The Gemini application team said on the X platform that Gemini Advanced users can access the Gemini 2.0 Pro experimental version through the model drop-down menu, and the Gemini 2.0 Flash Thinking experimental version is free to Gemini application users, and this version can be used in conjunction with YouTube, Google search, and Google Maps.
Countering competition: Google model cost-effectiveness contest
At a time when the cost of model development has become a hot topic in the industry, the launch of the open source, low-cost, high-performance DeepSeek – R1 has had an impact on the entire industry.
During the conference call after the release of Google’s fourth quarter 2024 financial report, Pichai, while acknowledging the achievements of DeepSeek, also emphasized that the Gemini series of models are leading in the balance between cost, performance, and latency, and that their overall performance is better than that of DeepSeek’s V3 and R1 models.

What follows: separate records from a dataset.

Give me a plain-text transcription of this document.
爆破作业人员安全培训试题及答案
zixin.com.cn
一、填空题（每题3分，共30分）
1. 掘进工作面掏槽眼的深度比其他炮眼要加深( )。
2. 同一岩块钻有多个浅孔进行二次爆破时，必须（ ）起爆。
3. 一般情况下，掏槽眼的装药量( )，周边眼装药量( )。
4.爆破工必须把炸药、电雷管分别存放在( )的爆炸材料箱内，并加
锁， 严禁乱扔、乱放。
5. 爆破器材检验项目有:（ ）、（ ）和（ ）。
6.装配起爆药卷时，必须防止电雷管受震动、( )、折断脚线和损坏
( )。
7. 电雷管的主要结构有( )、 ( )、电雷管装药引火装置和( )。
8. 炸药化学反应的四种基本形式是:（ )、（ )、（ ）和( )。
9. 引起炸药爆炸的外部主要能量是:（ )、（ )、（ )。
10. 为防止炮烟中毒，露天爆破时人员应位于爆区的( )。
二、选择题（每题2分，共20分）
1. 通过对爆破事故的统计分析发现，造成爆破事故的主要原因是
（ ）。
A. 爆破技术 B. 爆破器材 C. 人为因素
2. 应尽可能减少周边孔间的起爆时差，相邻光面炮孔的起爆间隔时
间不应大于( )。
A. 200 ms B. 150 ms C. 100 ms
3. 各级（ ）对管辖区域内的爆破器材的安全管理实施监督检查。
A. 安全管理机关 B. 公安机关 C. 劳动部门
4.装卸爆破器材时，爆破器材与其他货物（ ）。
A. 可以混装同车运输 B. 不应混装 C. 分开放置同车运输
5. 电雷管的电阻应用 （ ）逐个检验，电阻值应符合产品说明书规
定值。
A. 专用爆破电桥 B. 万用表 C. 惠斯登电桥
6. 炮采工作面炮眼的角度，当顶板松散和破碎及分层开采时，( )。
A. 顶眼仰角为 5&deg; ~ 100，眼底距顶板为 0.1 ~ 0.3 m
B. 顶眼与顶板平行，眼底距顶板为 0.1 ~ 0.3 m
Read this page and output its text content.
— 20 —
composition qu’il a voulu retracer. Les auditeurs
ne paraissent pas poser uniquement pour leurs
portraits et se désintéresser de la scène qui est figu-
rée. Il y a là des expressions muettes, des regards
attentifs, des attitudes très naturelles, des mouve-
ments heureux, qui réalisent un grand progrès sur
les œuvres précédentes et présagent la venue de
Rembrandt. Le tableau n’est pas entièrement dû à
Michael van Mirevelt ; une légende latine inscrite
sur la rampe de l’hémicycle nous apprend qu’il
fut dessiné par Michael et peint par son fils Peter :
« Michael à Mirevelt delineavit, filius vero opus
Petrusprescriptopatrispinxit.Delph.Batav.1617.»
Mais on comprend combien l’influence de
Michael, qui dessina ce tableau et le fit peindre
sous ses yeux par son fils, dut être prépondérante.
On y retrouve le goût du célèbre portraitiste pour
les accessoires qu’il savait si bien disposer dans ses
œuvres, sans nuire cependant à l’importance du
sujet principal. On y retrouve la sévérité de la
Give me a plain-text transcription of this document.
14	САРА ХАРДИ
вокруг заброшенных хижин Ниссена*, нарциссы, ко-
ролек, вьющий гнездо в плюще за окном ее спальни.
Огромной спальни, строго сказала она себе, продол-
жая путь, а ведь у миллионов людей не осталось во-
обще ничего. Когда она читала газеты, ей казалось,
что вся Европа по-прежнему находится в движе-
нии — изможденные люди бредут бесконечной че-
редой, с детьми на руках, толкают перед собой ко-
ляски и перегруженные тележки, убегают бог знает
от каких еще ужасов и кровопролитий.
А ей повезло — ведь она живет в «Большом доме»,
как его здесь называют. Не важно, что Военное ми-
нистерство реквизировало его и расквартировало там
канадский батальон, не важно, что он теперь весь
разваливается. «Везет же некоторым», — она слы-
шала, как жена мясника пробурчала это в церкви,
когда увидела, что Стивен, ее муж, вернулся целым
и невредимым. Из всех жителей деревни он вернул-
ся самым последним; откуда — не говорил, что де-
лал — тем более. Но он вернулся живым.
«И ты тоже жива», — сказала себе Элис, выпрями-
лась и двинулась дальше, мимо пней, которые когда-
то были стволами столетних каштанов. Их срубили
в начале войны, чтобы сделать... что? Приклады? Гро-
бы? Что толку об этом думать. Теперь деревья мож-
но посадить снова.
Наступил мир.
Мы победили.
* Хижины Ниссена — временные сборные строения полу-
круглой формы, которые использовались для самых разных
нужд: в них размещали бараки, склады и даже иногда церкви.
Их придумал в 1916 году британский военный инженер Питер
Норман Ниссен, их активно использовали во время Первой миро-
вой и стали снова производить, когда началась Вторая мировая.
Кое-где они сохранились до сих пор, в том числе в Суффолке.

From the perspective of the ranking of the LiveBench large model performance benchmark test built by Yang Likun and his team, the overall ranking of Gemini 2.0 Flash is higher than that of DeepSeek V3 and OpenAI’s o1 – mini, but it is behind DeepSeek – R1 and OpenAI’s o1. However, Google’s launch of Gemini 2.0 Flash – Lite is like a trump card. Google hopes to make the latest large models affordable for more people, reduce users’ usage costs, and hopes to occupy a place in the competition between companies for price/performance.
After Google released the latest Gemini 2.0, a netizen began to try and analyze Gemini 2.0 Flash and other popular deepseek and openai GPT-4o models on his own. He found that the new version of Gemini 2.0 Flash outperforms the other two models in terms of both performance and cost. This also gives us a glimpse of Google’s development and evolution, and it’s a good start.
Specifically, Gemini 2.0 Flash costs 0.1 USD per million tokens for input and 0.4 USD for output, both of which are far lower than DeepSeek V3. This is a huge improvement and development. The netizen also pointed out on the X platform: “The official version of Gemini 2.0 Flash costs one-third of GPT-4o-mini, while it is three times as fast.”
A new trend in the large model market: value for money is king
Today, the large model field is caught in a new price war. In the past, the high cost of using large models has created some resistance to their use and promotion. The impact of the price war for large models triggered by DeepSeek on the overseas large model market is still continuing to ferment. At the same time, the open source option has also allowed more users to understand and use the latest large model research results. The open source + low price strategy has also put pressure on many American large model companies.
Google launched Gemini 2.0 Flash-Lite, and OpenAI made the ChatGPT search function freely available to all users, so that users can use the search function to complete more diverse tasks. The Meta internal team is also stepping up research on large model price reduction strategies while promoting the further development of Meta’s open source large models.
In this highly competitive field, no company can sit comfortably in the number one spot. Companies are trying to attract and retain users by improving cost-effectiveness. This trend will help large models move from pure technology development to wider application, and the future large model market will continue to evolve and change in the competition for cost-effectiveness.